Asrın felaketi ve topyekûn seferberlik

Kur'an şairi Mehmed Akif Ersoy, Balkan Savaşlarının yarattığı tahribatı ve hüznü Safahat'ın üçüncü kısmı olan "Hakkın Sesleri" nde "Yâ Râb, bu uğursuz gecenin yok mu sabâhı? Mahşerde mi bîçârelerin, yoksa felâhı" dizeleriyle dile getirir. 6 Şubat günü, henüz gün ağarmamışken Kahramanmaraş'ın Pazarcık ilçesi merkezli meydana gelen depremin ilk anlarındaki elem ve acı bana bu dizeleri hatırlattı. Binlerce insanın ölümü ve on binlerce insanın yaralanması sonucunu doğurarak geniş bir coğrafyaya etki eden bu depremin asrın felaketi olarak tavsif edilmesi de bir mecburiyet oldu. Bir asır önce Akif'in yaşadığı hüznü çarpıcı biçimde ifade eden bu dizeler, 6 Şubat'taki hüzne de tercüman olmaktadır.

Statülerin anlamsızlığı

Deprem gibi büyük afetler sonrasında oluşan belirsizlik, o güne kadarki rol ve statüleri anlamsız hale getirdiği gibi ciddi bir anlam kaybına da yol açmaktadır. Müreffeh bir hayata sahip bir birey olarak yattığınız yatağınızdan deprem sabahına uyandığınızda, herkes gibi bir kaosun içine doğar ve o kaosla mücadelenizi belirli bir süre de olsa "herkes" gibi yönetmek zorunda kalırsınız. Maraş'taki gözlemlerimiz esnasında, şehrin önde gelen isimlerinden birinin "Hocam iki tane ilacımı alıp çıkabildim evden sadece, o ilaçlarımı içmek için birkaç lokma atıştırmam gerekiyordu, fakat hiç bir şey yoktu, valilik önüne gittim ve utana sıkıla sıraya girdim, mahcubiyetle birkaç lokma istedim ve onları yedikten sonra ilaçlarımı alabildim" cümleleri, toplumsal sınıfların deprem günü ne kadar da kırılgan hale geldiğini yakıcı biçimde göstermektedir. Deprem sonrası yaraları sarmada görece avantajlı olan orta-üst sınıfların depremin ilk günlerindeki acizliği, bize dünyanın hiçliğini de göstermektedir.

Topyekün seferberlik

Bölgeye gittiğimizde karşımıza çıkan tablo, kıyamet temalı film sahnelerini aratmayan cinstendi. Adıyaman merkeze girişten itibaren başlayan bu sahne, kentin hemen her alanında hissedilir türdendi. Kurtarma çalışmalarının akabinde bölgede oluşturulan çadır kentler, bölge halkının talep ve beklentilerinin yönetilmesi, önemli bir sevk ve idareyi mecburi kılıyordu. Gözlem yapma fırsatı bulduğum ve çalışmalarına tanık olduğum koordinasyon merkezleri de seferberliğin en net gözlemlenebileceği yerler idi. Nitekim bölgeye koordinatör olarak giden bakan ve valilerin yanı sıra yakınlarını kaybeden vekillerin çalışmaları, bu seferberliğin en net göstergelerinden idi. İlk önce iktidara yakın olanlar kurtarılıyor yalanına başvuran siyasi kötülüğün itibarsızlaştırmaya çalıştığı bu çaba, tarihe bir not düşme anlamında kıymetli idi. İlk günlerdeki bedbinliği ümide tahvil eden bu gayret, kara yoluyla ulaşılması zor olan bölgelere helikopterlerin her türlü yardımı yapması ile daha da anlamlı hale geliyordu.

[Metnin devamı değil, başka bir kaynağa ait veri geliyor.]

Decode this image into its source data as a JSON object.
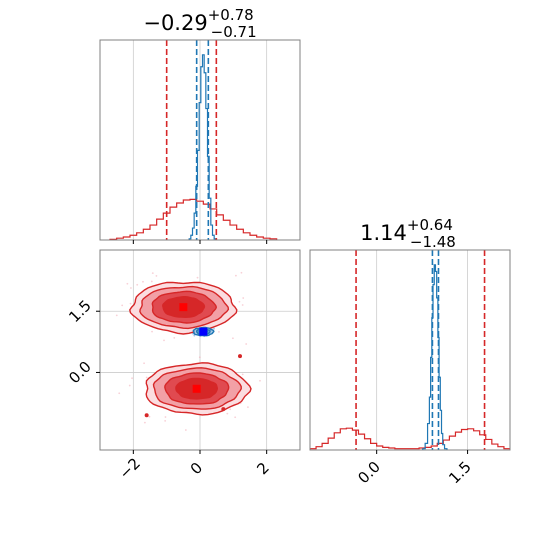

Bölgedeki seferberliğin en önemli göstergelerinden birisi de sivil toplum kuruluşlarının varlığı idi. Sosyal medyadaki yapay sevk ve idarelerin aksine bölgede canhıraş biçimde varlık gösteren STK'ların hem gıda tedariki hem psikolojik tahkimat hem de ilgili devlet kurumları ile organize biçimde hareket etmeleri, süreç yönetimi açısından dikkat çeken hususlardandı. Muhafazakar STK'ların bölgedeki etki alanı ve yıllara sair tecrübeleri de tabloyu çok daha anlamlı hale getiriyor. Günlerdir sırtında kömür taşıyan ve bölge halkına hemen her gün sıcak yemek hazırlayan Ensar, İHH ve Bülbülzade gönüllüleri bu tecrübenin en fazla görünen yüzleri idi. İnanılması zor bir yıkıma maruz kalan Islahiye ve Nurdağı'nda Ensar Vakfı Başkanı Ahmet Batmaz ve onlarca yöneticinin oradaki yükü sırtlamaları taltifin ötesinde bir takdiri de hak ediyor. Ana akım televizyonlarda ve sosyal medyada, muhafazakar ve mütedeyyin kesimlerin nerede olduklarına dair sor(g)u ise sahada gözlem yapan aktörlerin şahitlikleri ile anlamsızlaşmaktadır.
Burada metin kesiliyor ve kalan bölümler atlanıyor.